Editoriale. Il pungolo del referendum
Il deposito in Cassazione di un milione e 300mila firme per il referendum abrogativo dell’autonomia regionale differenziata, insieme allo sprint che martedì scorso ha portato in poche ore al raggiungimento delle 500mila sottoscrizioni per il quesito sulla cittadinanza, denota un rinnovato fermento di partecipazione “dal basso”, seppure dietro la spinta di un grande sindacato come la Cgil e dei partiti dell’opposizione. Ma si presta anche a una serie di riflessioni sugli strumenti della nostra democrazia. Una democrazia che la Costituzione ha disegnato come parlamentare.
La prima riflessione riguarda proprio il ricorso al referendum, formidabile arma di democrazia diretta. La possibilità di firmare online, novità di appena due mesi fa, ha reso senz’altro più agevole l’adesione, anche se è stato già osservato che serve comunque una certa motivazione e una qualche perizia digitale per destreggiarsi sulla piattaforma messa a disposizione dal ministero della Giustizia. E, giustamente, c’è chi sottolinea che non tutti i quesiti raccolgono online lo stesso gradimento. Insomma, il raggiungimento della soglia minima di adesioni non è diventato automatico grazie a internet. Firmare e far firmare, per i cittadini e per i promotori, è diventato però innegabilmente più “comodo” e questa comodità può contenere la tentazione di inflazionare l’iniziativa referendaria, un pericolo che era già stato avvertito in passato per ragioni diverse. Non è nuova, infatti, né legata alla raccolta di firme sul web, la proposta di innalzare ad almeno un milione la soglia minima necessaria e magari anche di ridurre il quorum richiesto per validare il risultato dei referendum, visto l’ormai cronico calo di affluenza alle urne.
Ma, a maggior ragione oggi, andrebbe presa in considerazione, proprio per non svilire o rendere vano un prezioso canale di democrazia.
Una seconda osservazione, sempre sul referendum, riguarda gli effetti che può produrre. Per restare alla stretta attualità, il quesito sull’autonomia provocherebbe l’abrogazione totale della legge Calderoli (anche se cinque Consigli regionali ne hanno presentato uno pure per l’abrogazione parziale, qualora non venisse accolto il primo) facendo tornare la situazione precedente: l’autonomia regionale differenziata sarebbe comunque resa possibile dalla Costituzione all’articolo 116, ma verrebbe meno la legge ordinaria che la disciplina. E, detto per inciso, secondo autorevoli giuristi tale legge non sarebbe nemmeno necessaria.

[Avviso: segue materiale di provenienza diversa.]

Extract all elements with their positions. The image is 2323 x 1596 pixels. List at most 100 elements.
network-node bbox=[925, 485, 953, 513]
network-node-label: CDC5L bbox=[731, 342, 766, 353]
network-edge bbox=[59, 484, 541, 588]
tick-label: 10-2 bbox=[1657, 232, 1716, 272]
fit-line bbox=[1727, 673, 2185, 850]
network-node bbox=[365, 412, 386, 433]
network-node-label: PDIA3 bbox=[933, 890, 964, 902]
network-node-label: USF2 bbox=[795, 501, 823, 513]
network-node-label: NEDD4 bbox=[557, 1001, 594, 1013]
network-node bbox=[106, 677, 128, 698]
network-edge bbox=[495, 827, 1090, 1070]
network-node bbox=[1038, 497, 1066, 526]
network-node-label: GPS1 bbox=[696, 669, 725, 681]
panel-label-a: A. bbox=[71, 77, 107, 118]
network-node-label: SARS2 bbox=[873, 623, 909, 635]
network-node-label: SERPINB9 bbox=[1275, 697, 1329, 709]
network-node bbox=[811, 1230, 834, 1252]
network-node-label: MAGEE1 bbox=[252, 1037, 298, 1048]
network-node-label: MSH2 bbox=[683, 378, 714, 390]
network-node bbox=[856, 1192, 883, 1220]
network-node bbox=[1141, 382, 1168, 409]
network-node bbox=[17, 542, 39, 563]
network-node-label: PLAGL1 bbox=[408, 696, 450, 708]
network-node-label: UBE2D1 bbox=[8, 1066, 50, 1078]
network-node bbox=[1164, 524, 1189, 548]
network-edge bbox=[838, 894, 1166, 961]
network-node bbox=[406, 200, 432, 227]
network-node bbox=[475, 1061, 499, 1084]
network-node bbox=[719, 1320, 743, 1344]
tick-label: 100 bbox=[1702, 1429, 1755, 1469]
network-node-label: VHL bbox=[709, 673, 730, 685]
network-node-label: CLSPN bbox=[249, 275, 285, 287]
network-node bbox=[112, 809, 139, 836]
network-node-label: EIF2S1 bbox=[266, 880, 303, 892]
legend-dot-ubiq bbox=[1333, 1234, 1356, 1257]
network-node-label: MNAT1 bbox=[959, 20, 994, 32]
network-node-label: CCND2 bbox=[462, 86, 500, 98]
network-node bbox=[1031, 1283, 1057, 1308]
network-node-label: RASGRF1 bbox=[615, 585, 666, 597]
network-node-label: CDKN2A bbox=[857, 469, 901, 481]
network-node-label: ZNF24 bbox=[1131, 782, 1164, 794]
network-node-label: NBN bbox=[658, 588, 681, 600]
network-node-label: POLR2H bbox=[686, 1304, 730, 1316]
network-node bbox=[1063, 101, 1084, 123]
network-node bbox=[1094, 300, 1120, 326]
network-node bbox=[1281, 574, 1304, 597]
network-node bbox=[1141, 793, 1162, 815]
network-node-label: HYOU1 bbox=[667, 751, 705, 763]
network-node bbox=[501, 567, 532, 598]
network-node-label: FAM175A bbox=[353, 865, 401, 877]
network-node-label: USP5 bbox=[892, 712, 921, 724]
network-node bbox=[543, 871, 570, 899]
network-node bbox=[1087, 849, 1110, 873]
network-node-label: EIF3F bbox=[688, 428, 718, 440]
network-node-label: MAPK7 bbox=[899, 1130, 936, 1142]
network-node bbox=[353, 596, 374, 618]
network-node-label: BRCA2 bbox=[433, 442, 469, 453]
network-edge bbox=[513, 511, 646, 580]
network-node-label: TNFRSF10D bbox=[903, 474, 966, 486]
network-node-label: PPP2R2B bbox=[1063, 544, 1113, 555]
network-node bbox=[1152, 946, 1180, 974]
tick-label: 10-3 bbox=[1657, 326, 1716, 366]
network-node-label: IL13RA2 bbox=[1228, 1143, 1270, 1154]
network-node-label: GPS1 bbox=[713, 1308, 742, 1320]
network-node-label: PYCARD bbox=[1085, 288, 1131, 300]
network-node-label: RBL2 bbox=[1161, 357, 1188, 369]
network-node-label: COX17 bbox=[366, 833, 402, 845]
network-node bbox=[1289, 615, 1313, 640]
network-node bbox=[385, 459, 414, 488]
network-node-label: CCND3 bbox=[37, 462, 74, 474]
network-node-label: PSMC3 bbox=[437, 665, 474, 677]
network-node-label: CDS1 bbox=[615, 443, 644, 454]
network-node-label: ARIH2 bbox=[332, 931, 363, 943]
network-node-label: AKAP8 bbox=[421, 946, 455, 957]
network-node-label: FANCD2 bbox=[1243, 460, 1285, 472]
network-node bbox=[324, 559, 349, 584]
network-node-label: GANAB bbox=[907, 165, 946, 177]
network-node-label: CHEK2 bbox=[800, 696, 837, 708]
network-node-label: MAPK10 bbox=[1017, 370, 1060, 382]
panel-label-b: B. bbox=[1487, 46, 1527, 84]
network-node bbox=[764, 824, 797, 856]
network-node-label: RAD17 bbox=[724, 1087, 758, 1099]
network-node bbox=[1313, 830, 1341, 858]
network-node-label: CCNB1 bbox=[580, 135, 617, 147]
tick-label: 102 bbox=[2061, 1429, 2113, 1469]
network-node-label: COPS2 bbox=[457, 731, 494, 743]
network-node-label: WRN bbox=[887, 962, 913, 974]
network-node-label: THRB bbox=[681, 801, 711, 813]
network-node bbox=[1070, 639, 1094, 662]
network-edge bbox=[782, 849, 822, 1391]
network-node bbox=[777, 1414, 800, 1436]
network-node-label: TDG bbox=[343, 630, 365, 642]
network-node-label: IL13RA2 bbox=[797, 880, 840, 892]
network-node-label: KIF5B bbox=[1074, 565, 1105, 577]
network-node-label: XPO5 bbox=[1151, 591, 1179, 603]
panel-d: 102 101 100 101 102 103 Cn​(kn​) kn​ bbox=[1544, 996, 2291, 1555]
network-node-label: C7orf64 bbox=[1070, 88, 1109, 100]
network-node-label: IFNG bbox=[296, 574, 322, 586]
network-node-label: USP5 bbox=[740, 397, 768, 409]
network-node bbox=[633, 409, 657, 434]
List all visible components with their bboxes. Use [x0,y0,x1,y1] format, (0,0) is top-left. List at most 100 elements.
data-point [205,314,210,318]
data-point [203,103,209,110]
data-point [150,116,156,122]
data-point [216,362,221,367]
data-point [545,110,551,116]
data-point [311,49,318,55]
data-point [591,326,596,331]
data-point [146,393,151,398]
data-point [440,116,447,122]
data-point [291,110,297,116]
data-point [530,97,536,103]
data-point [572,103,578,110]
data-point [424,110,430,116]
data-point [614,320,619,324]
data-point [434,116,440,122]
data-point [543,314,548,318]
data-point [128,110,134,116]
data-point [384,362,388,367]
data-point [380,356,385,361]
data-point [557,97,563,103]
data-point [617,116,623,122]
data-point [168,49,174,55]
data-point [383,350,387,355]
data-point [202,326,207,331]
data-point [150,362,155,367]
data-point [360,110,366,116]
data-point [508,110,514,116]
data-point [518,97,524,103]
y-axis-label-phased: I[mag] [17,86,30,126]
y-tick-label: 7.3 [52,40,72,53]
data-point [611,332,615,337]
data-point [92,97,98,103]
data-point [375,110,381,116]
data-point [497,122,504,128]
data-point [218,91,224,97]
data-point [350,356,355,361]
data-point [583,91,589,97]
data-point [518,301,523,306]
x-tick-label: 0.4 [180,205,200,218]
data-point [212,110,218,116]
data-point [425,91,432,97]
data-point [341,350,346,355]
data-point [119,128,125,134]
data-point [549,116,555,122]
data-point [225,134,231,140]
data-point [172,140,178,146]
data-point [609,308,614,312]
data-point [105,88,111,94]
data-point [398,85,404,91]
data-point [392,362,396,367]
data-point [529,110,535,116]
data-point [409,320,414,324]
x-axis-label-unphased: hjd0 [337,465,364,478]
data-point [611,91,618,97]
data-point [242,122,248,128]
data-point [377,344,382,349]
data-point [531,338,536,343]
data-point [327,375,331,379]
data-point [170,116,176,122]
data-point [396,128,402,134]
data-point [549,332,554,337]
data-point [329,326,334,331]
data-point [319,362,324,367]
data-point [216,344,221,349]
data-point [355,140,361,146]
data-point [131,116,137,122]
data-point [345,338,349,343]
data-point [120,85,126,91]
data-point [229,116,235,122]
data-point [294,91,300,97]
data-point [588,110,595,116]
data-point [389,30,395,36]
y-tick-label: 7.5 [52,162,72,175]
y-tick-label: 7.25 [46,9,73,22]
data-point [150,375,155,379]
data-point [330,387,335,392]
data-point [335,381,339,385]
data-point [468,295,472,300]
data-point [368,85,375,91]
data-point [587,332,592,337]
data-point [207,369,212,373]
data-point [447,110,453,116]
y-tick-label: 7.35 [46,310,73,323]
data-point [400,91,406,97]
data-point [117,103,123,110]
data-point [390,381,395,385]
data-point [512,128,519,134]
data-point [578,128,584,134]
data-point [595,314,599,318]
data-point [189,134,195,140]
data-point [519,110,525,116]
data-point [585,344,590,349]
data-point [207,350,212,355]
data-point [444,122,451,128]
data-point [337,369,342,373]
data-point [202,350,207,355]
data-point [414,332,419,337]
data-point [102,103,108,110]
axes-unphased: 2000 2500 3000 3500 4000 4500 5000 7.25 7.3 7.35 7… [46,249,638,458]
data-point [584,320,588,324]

Più delicato, invece, il discorso relativo alla legge sulla cittadinanza: in questo caso il referendum si propone di “tagliare” due punti del primo comma dell’articolo 9 della legge attualmente in vigore sulla cittadinanza (la legge 91 del 1992) al fine di dimezzare da 10 a 5 gli anni di residenza legale nel nostro Paese per poter ottenere il passaporto italiano. Ma un tema così importante - e una riforma, lo ribadiamo, così necessaria - meriterebbero una vera e propria riforma organica. Era stato detto anche due settimane fa in occasione dell’emendamento di Azione sullo Ius scholae, ricalcato su quanto aveva annunciato di voler fare Forza Italia, ma che poi gli azzurri stessi non hanno votato, promettendo una loro proposta. Un’occasione persa, avevamo commentato, perché almeno l’emendamento agiva sulla normativa vigente modificandola. Il quesito referendario, invece, la cambierebbe “per sottrazione” chirurgica, con tutti i rischi (anche di ammissibilità) che tale metodo comporta. La mobilitazione per il referendum, che questo passi o meno l’esame della Corte costituzionale, va comunque salutata come un ottimo segnale e, auspicabilmente, come uno sprone al Parlamento a occuparsi, finalmente e seriamente, della materia.
Si torna così al ruolo delle Camere, cuore di una democrazia parlamentare. Sarebbe bello, oltre che giusto e pienamente conforme alla Costituzione, che il Parlamento fosse il luogo di una produzione legislativa anche svincolata dall’iniziativa governativa, una produzione che - quando serve e vale la pena - abbia la grandezza e il coraggio di scavalcare lo steccato che divide i gruppi di maggioranza da quelli di opposizione.